Monday, January 28, 2008

data.frame in R (the key object)

I've been wading through R trying to figure out how it all works. It looks like the most important data structure is the data frame, and here I demo how to make a dataframe that a person can then play with. Yes, you can import data from a spreadsheet, but a person should understand the underlying data structure.
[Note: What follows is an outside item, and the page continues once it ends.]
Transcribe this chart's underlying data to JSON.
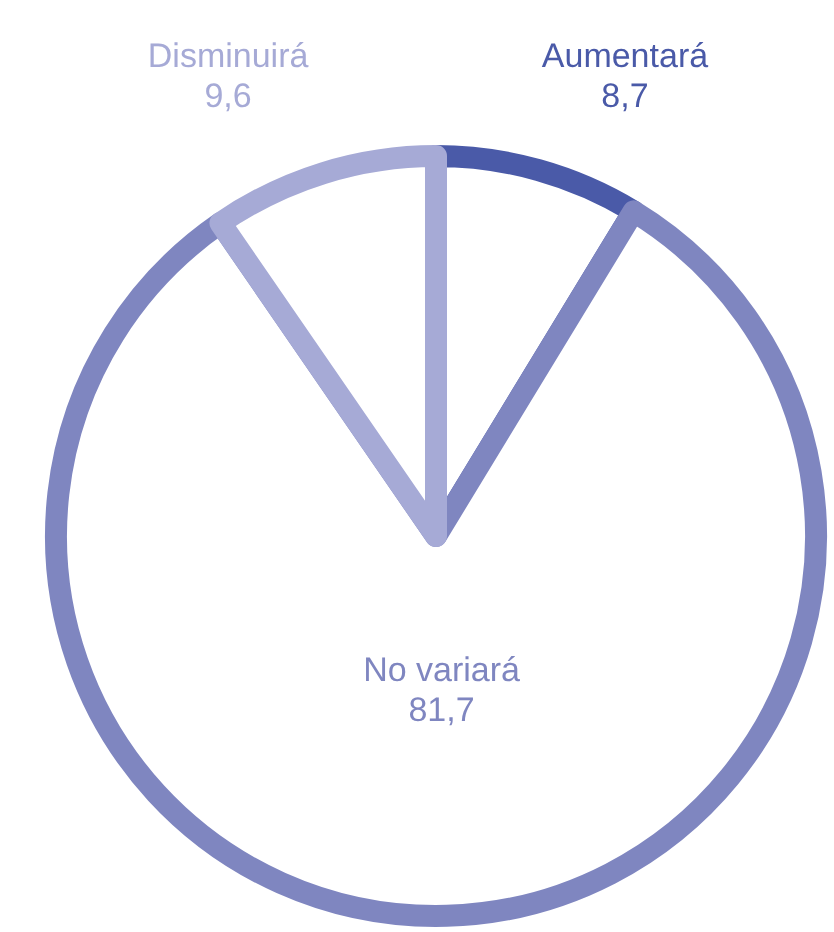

A data.frame is just a list of vectors or matrices where each has the same number of rows (think of the vectors as columns). It really is just the same as data in a spreadsheet:


In fact, when one reads in this type of info, one gets a data.frame back:

df = read.csv(".csv", quote="") # <-reads an unquoted csv file with headers

So, assuming we have some data like the above, now lets make it in R:

> var1 <- c(1,0,3) # '<-' is the assignment operator (like a directional '=')
# 'c()' is the concatenate operator (makes lists of things)
> var2 <- c(3,2,8)
> var3 <- array( c(4,3,2), c(3) ) # here's how you make a more mathematical vector

> fac1 <- c("hot", "cold", "cold")
> fac2 <- c("TX","WI","UT")

# alright, lets add all this stuff together into a dataframe:

> df <- data.frame(var1,var2,var3,fac1,fac2, row.names=NULL, check.rows=TRUE)

# creates this:
var1 var2 var3 fac1 fac2
1 1 3 4 hot TX
2 0 2 3 cold WI
3 3 8 2 cold UT

# want to see the names of the columns in the dataset:
> names(df)
[1] "var1" "var2" "var3" "fac1" "fac2"

# change the names:
> names(df) <- c("height", "weight", "nose.length", "temp", "state")
> df
height weight nose.length temp state
1 1 3 4 hot TX
2 0 2 3 cold WI
3 3 8 2 cold UT

# so, now we have a data.frame, the preferred data structure in R. Let the magic begin:

> plot(df)

1 comment:

EGP said...

Thanks, it is helpful to know the why behind things.